For Bethany Lowe, the decision was easy to give up time spent with family and friends over the holidays to build schools and houses in an African village.
The New Zealand native has a passion for international travel and a desire to learn about new cultures. When she heard about the opportunity to join other University of Idaho students during winter break to work with a community in Ghana, she jumped at the chance.
“I really want to understand the world,” says Lowe, who is studying International Studies with an emphasis in African development. “I do have to admit I have the travel bug.”
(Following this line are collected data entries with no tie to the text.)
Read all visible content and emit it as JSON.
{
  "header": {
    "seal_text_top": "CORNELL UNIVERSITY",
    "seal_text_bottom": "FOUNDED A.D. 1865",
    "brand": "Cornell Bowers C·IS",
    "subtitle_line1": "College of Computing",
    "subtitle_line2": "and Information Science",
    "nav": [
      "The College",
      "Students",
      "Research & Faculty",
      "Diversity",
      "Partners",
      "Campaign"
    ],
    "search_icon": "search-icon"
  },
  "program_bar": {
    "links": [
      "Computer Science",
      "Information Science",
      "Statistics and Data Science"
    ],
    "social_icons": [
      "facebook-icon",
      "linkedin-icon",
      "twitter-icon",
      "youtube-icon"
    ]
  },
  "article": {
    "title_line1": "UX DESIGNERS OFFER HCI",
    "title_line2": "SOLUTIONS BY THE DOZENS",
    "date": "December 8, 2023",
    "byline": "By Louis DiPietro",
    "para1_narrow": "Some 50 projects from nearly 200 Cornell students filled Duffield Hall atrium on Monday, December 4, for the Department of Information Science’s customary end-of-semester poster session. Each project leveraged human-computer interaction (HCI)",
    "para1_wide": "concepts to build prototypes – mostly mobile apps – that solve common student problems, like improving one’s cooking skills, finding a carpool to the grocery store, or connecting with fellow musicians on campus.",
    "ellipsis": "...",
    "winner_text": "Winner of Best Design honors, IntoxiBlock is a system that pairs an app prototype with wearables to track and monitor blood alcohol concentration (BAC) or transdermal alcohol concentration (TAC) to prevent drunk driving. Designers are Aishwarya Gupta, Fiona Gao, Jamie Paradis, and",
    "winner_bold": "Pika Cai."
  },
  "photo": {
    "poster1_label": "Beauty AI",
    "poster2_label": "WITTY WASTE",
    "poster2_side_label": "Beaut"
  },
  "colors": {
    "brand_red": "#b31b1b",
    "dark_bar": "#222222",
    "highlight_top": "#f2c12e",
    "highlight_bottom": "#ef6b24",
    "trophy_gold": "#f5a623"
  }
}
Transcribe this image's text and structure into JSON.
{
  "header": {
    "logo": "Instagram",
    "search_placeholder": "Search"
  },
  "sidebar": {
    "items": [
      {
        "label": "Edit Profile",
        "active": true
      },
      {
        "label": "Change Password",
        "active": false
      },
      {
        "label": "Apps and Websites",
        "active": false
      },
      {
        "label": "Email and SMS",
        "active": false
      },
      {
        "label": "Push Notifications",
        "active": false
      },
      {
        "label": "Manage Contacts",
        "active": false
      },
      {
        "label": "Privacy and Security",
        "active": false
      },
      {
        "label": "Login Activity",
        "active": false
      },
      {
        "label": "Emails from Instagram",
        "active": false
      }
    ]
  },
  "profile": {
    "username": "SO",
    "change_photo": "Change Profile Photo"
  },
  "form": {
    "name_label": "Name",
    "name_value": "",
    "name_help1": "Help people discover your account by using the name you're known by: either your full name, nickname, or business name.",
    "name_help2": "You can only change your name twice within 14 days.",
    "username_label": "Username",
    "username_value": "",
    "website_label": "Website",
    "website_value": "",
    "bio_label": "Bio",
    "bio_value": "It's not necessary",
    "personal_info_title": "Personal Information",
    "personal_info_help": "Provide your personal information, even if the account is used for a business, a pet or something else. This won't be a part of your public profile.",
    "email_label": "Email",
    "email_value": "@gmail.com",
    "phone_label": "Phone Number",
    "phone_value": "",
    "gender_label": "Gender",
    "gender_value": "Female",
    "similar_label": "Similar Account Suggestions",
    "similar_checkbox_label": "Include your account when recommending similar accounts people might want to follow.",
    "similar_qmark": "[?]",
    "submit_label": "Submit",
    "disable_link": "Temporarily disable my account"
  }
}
Lowe was one of 27 students who traveled to Ghana or Chile during winter break as part of the University’s Alternative Service Breaks (ASB) program. The program, coordinated by the Associated Students of University of Idaho (ASUI) Center for Volunteerism and Social Action, gives students the opportunity to spend winter or spring break making a difference in communities throughout the world. Past ASB trips have taken students to Romania, Cambodia and Dominican Republic, where they built orphanages, taught children, or constructed new classrooms or repaired homes.
Nick Bonner, an Air Force ROTC cadet from Boise, said he went on an ASB trip to “broaden my understanding of the outside world” and to “see something completely new and something I haven’t experienced before.”
“You don’t realize how big the University is,” Bonner says. “Then you start to see how the University is plugged into international places and all the people it affects.”